Is it safe to submit my personal information to the U.S. Census Bureau online? Yes! All responses submitted online are encrypted to protect your personal privacy.
HOW DO I KNOW IF AN EMAIL I RECEIVE IS REALLY FROM THE CENSUS BUREAU? The U.S. Census Bureau is sending emails to households in low response areas. All emails from the Census Bureau will come from [email protected]. If you receive an email about the 2020 Census from any other email address, do not open attachments or click on links—doing so may download and install harmful software on your computer. Instead, forward the email or website address to the Census Bureau at [email protected] and then delete the message. The Census Bureau will investigate and notify you of its findings.
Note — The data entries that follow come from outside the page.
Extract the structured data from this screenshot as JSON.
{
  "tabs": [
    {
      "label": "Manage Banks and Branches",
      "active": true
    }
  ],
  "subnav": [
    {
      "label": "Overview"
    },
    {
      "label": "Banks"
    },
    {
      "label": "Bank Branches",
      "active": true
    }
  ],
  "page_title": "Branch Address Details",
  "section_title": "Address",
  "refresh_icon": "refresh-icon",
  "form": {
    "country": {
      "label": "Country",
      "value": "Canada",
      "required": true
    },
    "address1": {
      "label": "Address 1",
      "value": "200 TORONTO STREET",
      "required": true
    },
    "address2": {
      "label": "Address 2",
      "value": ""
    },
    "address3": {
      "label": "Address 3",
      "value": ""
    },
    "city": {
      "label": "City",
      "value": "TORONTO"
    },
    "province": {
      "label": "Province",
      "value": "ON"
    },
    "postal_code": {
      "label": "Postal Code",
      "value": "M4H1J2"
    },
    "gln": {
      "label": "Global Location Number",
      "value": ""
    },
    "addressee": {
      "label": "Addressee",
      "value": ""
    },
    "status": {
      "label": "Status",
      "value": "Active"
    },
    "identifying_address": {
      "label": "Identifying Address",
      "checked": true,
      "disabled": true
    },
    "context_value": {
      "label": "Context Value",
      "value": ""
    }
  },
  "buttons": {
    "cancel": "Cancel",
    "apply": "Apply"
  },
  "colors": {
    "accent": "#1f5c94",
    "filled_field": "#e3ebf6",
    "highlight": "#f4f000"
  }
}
How do I know that a person who comes to my home is really a U.S. Census Bureau employee? If someone visits your home to collect a response for the 2020 Census, ask to see the individual’s U.S. Census Bureau ID badge to verify his or her identity. A Census Bureau badge has a photograph of the field agent, a Department of Commerce watermark, and an expiration date. If you are still unsure, call 800-923-8282 to speak with a local Census Bureau representative. Some scam artists impersonate Census Bureau employees to collect your personal information and use it to commit fraud or steal your identity.
How do I know that a survey I receive in the mail, or a phone call I receive is really from the Census Bureau? Scammers may contact you by mail with a letter that appears legitimate, or by phone. Call the Census Bureau at 1-844-330-2020 to verify the authenticity of the letter or the identity of the person calling. Do not trust the caller ID. Scammers use a technique known as caller ID spoofing to trick victims into believing that the calls are legitimate.
Are there any organizations working near me that can help me or others in my community with the Census? You can always call the Census Bureau Call Center at: (301) 763-INFO (4636) or (800) 923-8282 or visit https://2020census.gov if you have questions or need help. There are also groups called Complete Count Committees operating in parishes throughout Louisiana who may be able to help. Check here for all the Complete Count Committees: census.gov.